Danube: Supported via Exclusive, Shared, Failover subscriptions in Non‑Reliable mode.
Order of Operations of Pub/Sub messaging
- Producer Publishes Message: The producer sends a message to the broker.
- Broker Receives Message: The broker processes the message.
- Consumer Availability Check: If consumers are available, the message is delivered to them in real-time.
- No Consumers: If no consumers are connected, the message is discarded.
Streaming design considerations
Purpose and Use Cases
- Purpose: Designed for processing and analyzing large volumes of data in real-time as it is generated.
- Use Cases: Real-time analytics, data pipelines, event sourcing, continuous data processing, and stream processing applications. Ideal when high reliability and durability are required (e.g., financial transactions, orders, audit logs).
Danube support: Yes, via Reliable dispatch (WAL + Cloud persistence).
- Delivery: at‑least‑once with ack‑gating.
- Persistence: local WAL for hot path, background uploads to object storage for durability and replay.
- Replay: historical fetch from WAL or Cloud with seamless handoff to live tail.
Architecture and Design
- Components: Producers, consumers, stream processors, and a durable log.
- Data Flow: Producers append to a log; consumers/processors read continuously with tracked progress.
- Scaling: Designed to handle high throughput and scale horizontally by partitioning data across multiple nodes in a cluster.

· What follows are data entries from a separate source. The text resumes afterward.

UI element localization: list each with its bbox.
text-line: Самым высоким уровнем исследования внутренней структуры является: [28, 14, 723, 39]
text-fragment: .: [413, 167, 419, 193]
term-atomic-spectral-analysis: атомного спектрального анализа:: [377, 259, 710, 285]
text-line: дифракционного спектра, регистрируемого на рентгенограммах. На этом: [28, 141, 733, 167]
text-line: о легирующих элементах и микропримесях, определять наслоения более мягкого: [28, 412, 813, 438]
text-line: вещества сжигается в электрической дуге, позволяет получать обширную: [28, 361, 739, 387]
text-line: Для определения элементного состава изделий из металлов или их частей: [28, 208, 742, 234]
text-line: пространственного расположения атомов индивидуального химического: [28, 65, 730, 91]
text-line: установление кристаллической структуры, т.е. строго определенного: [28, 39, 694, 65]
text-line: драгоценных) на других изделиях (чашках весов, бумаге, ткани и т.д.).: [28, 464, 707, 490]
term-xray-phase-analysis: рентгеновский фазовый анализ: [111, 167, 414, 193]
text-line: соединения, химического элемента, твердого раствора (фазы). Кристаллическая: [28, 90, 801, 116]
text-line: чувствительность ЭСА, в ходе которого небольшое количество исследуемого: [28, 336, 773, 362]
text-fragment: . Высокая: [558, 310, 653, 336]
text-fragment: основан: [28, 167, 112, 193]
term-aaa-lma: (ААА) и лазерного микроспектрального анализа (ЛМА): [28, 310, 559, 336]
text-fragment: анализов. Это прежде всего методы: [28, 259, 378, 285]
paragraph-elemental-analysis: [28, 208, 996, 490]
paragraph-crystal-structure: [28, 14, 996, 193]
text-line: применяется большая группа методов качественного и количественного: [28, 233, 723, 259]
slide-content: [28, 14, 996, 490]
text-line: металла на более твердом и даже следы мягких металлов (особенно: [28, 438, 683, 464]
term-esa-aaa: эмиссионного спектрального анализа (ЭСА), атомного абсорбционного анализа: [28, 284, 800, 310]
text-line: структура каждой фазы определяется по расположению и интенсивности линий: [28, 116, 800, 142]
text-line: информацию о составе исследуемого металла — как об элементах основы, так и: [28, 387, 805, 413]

Data Handling and Processing Models
Streaming Producers
- Durability: Messages are appended to a persistent log. In Danube, the hot path is a local WAL with asynchronous uploads to cloud object storage, enabling replay and recovery.
- Acknowledgements: Acks are returned once the message is durably appended to the WAL (replication depends on deployment/storage backend). Latency is higher than non‑reliable but optimized for sub‑second dispatch.
- Ordering: Preserved per topic/partition.
- Delivery Guarantees: At‑least‑once (with redelivery on failure).
- Publishing Without Consumers: Allowed; messages are stored and remain available for later consumption within retention.
- Processing: Compatible with stream processing patterns (e.g., windowing, aggregations) layered above the durable log.
Streaming Consumers
- Replay & Retention: Consumers can fetch historical data within retention. In Danube, reads come from WAL if available, otherwise from Cloud with seamless handoff to the live tail.
- Acknowledgements: Consumers ack processed messages; the broker tracks subscription progress and manages redelivery.
- Fault Tolerance: On crash/reconnect, consumers resume from the last acknowledged position.
- Availability: Messages remain available even with no active consumers, subject to retention policies.
Order of Operations of Streaming
- Producer Publishes Message: The producer sends a message to the broker.
- Durable Append: The broker appends the message to the WAL (durable on disk); background tasks upload frames to cloud storage.
- Producer Acknowledgment: The broker acknowledges once the append is durable.
- Delivery to Consumers: Messages are dispatched to consumers, gated by acknowledgments for reliable delivery.
- No Consumers: Messages remain stored and available for later consumption within retention.